2. Signing anything to receive medical benefits or maintenance payments: In addition to signing the release at the hospital or doctor's office - you agree to allow them to take the steps they deem necessary to provide the appropriate medical care, you do not need to. Signing any statement made by your employer or his representative. Before signing anything else, talk to your own marine law attorney to make sure you are not signing any of your rights under the Jones Act under all "legal-eese".

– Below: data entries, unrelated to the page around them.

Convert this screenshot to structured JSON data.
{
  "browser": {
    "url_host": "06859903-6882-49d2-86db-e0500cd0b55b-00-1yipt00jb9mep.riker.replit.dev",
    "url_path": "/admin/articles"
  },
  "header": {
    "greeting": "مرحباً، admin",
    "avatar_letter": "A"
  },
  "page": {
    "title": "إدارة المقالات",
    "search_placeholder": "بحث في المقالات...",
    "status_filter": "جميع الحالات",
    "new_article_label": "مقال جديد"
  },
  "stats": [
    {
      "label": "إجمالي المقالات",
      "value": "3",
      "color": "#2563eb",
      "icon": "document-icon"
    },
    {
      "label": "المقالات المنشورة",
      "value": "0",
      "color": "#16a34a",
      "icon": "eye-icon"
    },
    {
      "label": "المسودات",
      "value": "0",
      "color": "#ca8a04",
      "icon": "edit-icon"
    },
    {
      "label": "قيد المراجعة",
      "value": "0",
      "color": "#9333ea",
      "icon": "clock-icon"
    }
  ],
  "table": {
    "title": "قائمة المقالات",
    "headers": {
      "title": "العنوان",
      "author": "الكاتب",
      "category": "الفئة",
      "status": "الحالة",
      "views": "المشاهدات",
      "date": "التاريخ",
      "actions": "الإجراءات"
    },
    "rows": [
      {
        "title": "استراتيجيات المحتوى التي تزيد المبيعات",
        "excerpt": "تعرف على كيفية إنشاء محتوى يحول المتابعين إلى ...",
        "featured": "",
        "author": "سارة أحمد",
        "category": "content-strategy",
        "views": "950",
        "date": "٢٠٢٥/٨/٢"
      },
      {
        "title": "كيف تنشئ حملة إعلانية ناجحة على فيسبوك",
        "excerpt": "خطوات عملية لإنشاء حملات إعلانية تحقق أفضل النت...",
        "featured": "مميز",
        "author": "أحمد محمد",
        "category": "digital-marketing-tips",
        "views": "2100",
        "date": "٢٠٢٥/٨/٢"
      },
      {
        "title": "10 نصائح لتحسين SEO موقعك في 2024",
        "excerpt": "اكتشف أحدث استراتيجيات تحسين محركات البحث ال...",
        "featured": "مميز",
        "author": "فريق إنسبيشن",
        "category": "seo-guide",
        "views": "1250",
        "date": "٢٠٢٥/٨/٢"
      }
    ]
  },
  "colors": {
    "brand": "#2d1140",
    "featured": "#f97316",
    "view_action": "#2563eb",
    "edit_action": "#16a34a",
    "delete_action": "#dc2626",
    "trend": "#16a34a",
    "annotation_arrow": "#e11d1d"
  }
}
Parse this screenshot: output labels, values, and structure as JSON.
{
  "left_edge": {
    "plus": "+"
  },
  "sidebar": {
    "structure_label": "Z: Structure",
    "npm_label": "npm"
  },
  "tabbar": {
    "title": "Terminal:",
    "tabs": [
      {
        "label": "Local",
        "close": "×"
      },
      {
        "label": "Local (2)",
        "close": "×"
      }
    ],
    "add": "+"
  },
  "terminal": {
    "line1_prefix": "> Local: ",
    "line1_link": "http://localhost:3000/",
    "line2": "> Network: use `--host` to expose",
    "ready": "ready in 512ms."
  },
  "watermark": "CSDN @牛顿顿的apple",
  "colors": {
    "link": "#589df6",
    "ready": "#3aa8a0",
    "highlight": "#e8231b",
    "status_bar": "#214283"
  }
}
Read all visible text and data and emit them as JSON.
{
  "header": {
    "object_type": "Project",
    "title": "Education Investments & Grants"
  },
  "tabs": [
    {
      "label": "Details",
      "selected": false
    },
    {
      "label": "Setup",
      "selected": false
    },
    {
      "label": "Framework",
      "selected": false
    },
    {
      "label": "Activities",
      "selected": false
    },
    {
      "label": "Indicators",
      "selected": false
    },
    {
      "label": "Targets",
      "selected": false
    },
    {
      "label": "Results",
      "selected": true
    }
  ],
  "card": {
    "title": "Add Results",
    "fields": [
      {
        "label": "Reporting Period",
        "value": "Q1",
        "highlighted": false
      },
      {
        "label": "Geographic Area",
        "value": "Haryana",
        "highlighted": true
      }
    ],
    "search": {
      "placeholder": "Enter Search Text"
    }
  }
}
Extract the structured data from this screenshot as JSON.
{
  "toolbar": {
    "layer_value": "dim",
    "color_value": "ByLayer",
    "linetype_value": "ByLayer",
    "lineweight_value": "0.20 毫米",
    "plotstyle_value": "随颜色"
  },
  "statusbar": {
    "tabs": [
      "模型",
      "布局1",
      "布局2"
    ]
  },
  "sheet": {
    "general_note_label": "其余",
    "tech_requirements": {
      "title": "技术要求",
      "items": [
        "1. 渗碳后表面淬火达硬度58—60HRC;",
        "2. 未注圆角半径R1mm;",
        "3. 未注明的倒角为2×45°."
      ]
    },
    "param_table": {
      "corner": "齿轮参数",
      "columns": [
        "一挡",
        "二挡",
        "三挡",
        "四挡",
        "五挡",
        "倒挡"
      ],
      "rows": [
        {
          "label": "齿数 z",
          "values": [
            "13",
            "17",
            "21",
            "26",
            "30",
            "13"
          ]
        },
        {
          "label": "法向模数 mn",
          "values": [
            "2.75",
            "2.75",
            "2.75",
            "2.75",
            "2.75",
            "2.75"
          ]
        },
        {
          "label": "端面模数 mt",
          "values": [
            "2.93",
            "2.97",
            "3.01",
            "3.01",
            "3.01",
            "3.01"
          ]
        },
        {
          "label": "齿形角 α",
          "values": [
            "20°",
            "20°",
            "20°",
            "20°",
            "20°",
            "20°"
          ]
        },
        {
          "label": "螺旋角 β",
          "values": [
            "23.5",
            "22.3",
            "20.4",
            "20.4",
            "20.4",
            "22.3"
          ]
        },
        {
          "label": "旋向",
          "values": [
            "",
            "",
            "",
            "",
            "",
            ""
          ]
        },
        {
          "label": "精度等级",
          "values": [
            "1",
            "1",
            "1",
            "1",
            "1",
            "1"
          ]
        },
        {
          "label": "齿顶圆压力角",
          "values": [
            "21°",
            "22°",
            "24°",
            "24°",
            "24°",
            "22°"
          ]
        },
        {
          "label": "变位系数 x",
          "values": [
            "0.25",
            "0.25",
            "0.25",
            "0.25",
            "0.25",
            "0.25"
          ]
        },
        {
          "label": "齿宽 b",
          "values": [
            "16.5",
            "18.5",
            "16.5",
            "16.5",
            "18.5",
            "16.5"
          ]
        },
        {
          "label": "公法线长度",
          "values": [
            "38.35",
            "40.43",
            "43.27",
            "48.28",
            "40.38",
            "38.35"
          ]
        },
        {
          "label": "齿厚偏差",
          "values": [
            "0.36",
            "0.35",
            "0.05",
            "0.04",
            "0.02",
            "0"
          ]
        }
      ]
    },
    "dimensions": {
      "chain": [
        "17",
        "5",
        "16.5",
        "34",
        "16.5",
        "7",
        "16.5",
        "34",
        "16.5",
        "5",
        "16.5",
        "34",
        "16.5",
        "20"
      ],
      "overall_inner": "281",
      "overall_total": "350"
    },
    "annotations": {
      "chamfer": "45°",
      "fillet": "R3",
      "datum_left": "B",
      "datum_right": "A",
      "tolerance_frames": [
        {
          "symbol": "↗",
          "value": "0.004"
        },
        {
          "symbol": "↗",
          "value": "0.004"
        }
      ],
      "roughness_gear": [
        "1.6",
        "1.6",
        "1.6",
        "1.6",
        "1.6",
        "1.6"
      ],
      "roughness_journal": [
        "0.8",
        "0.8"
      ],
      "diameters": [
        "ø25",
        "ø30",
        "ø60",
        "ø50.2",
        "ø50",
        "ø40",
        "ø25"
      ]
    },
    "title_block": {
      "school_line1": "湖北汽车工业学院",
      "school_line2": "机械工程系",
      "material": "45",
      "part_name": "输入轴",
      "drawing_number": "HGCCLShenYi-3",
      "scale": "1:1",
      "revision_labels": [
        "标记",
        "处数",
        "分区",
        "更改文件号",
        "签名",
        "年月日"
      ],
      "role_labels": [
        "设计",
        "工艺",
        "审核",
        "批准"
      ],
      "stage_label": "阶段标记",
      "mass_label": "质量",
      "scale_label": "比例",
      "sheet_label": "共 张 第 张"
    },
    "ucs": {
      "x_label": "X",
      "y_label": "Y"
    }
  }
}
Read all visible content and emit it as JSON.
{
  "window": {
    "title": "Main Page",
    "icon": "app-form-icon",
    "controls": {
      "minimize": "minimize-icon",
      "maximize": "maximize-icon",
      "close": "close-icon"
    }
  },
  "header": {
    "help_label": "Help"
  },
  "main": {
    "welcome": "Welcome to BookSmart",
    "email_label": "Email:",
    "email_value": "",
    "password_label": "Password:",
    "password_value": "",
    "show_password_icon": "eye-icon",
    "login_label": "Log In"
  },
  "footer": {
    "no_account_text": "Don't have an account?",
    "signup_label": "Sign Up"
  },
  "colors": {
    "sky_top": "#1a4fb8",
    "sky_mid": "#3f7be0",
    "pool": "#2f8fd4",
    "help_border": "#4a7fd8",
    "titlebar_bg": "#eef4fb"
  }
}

3. Getting medical care: You don't just have to visit "company" doctors or be under their supervision. You have the right - and always want - to choose a doctor who is comfortable with you, capable of treating your injuries, and who is comfortable with you. Unfortunately, many "company affiliated" medical providers are under pressure to force you to return to work before you are ready, and there have been cases where necessary tests have not been performed (to avoid exposing the true extent of injuries), or where providers' statements and observations support the employer's case. Are written to do so, not you and your injuries.
4. Receiving medical benefits and maintenance payments: In the name of "care and treatment" you are entitled to receive medical care and appropriate support payments to cover your living expenses until you fully recover from your injuries. This is an exception if you were injured when you were "off work" or when you were intentionally hurting yourself. However, if you are told by your employer or his or her advisers that they are refusing to benefit you because you are at fault or your employer is not to blame, you are. Advised to speak with an experienced "Maritime at Attorney" and seek legal advice as soon as possible.
5. Receiving further damages for pain and suffering: By law, you are entitled to receive medical benefits and maintenance support as mentioned earlier. However, if the extent of your injuries and the negligence of your employer or the ship you are working on prove unsafe, you will be eligible for further medical care beyond the maximum medical "correction", a settlement to recover your lost wages - and against future pay. Also - and the loss of "pain and suffering and mental anguish". Again, this is why you need to consult an experienced "marine law lawyer" who can give you competent legal advice on your rights.
Lastly, if you are a sailor, sailor or employee injured on the job, you are entitled to medical care, maintenance payments to help pay your bills, and time to recover from your injury. Don't let anyone try to tell you otherwise. Never sign any legal documents given to you by your employer's representative unless you know your own power of attorney.
It is in your best interest to find a lawyer who has experience in maritime law and who seems competent and thinks in your best interests. Most lawyers will give you free advice without any strings, so use that first interview to ask questions about their background, experience and work process. Make sure you get all the help and protection under the Marine and Jones Act.